Öte yandan bu satırlar yazılırken merkezi iktidar HDP’nin Iğdır, Siirt, Baykan, Kurtalan ve Altınova belediyelerine kayyum atadı ve halkın iradesini gasp etti. Dolayısıyla aslında yazının başlığındaki alegorik tını daha yazı yayınlanmadan kazınmış ve altı görünmüş oldu.
Sonuç
Yerel yönetimlerin yaptıkları yardımlar “paralel mekanizma” olarak görülüyor. Yani yerel yönetimlerle rekabete girmeye çalışan bir merkezi yönetim ancak ve ancak kendisini bu yönetimlerle ve onların yetkileriyle özdeşleştiriyor gibi. Kars’a yapılmaya çalışılan büyük müdahalenin bir ayağında muhtemelen bu var. Aynı şekilde İstanbul Büyükşehir Belediyesi’ne bağlı Halk Ekmeğin kapanma günlerinde KOVID yardımlaşması kapsamında yaptığı ekmek dağıtımına polis müdahale etti (sonrasında bu hamle gün içinde hızla geri alındı). Ankara Büyükşehir Belediyesi’nin anlaşmalı olarak çalıştığı Vakıfbank’taki kendi hesabı ise yardımların engellenmesi için bloke edildi.
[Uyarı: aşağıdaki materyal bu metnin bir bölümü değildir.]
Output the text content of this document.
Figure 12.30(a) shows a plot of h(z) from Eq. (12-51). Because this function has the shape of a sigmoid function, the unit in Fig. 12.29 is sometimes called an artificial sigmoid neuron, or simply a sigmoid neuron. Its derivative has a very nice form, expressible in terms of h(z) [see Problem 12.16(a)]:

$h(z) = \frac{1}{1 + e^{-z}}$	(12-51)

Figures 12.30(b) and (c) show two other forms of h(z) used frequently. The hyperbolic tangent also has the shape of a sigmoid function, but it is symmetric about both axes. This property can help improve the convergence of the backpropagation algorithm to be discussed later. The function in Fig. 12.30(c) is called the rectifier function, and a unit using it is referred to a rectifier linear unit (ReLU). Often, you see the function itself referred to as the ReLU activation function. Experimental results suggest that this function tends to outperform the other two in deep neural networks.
ABB de Vakıfbank ile olan anlaşmasını sonlandırdı.
İktidarın iki korkusu var; birincisi büyükşehir belediyelerinden başkanlığa yürüyen bir patika, bir örüntü hakikaten mümkün olabilir. İkincisi ise yardımları sadece kendilerinin yaptığı, bunun çok ilginç, çok etkileyici bir şey gibi göründüğü eski güzel günler hala hatırlarda. İktidarın bağışıklığı düştükçe bu geçmişe saplanıp kalma hali daha fazla belirginleşiyor. Yerel yönetim meselesi AKP için kurucu bir öneme sahip ve kodları hala oralarda aslında. CHP ise bunu yeni yeni keşfediyor. AKP’nin uzun süreli ittifakı olan ve bürokraside ciddi destek sunan Gülen cemaatinin tasfiyesi ile o alanda oluşan boşluk 90’ların karanlık güçlerince hızla dolduruldu. Mehmet Ağar halen görünmez gibi olsa da Alâaddin Çakıcı ve Sedat Peker’in görünürlüğü, 17 Nisan tarihli af yasası derken, silah külah işlerinin artması da cabası. Yukarıda anlatılan saldırılar ile doğrudan bağlantısı var mıdır bilinmez ama paradigma açısından uyumlu. Bu bürokrasi ayağının kaybıyla AKP yerelci kodlarına her zamankinden fazla sarıldı belki de. Bu nedenle, koca ülkeyi en iyi bildikleri şekilde, bir büyükşehir belediyesi gibi yönetiyorlar.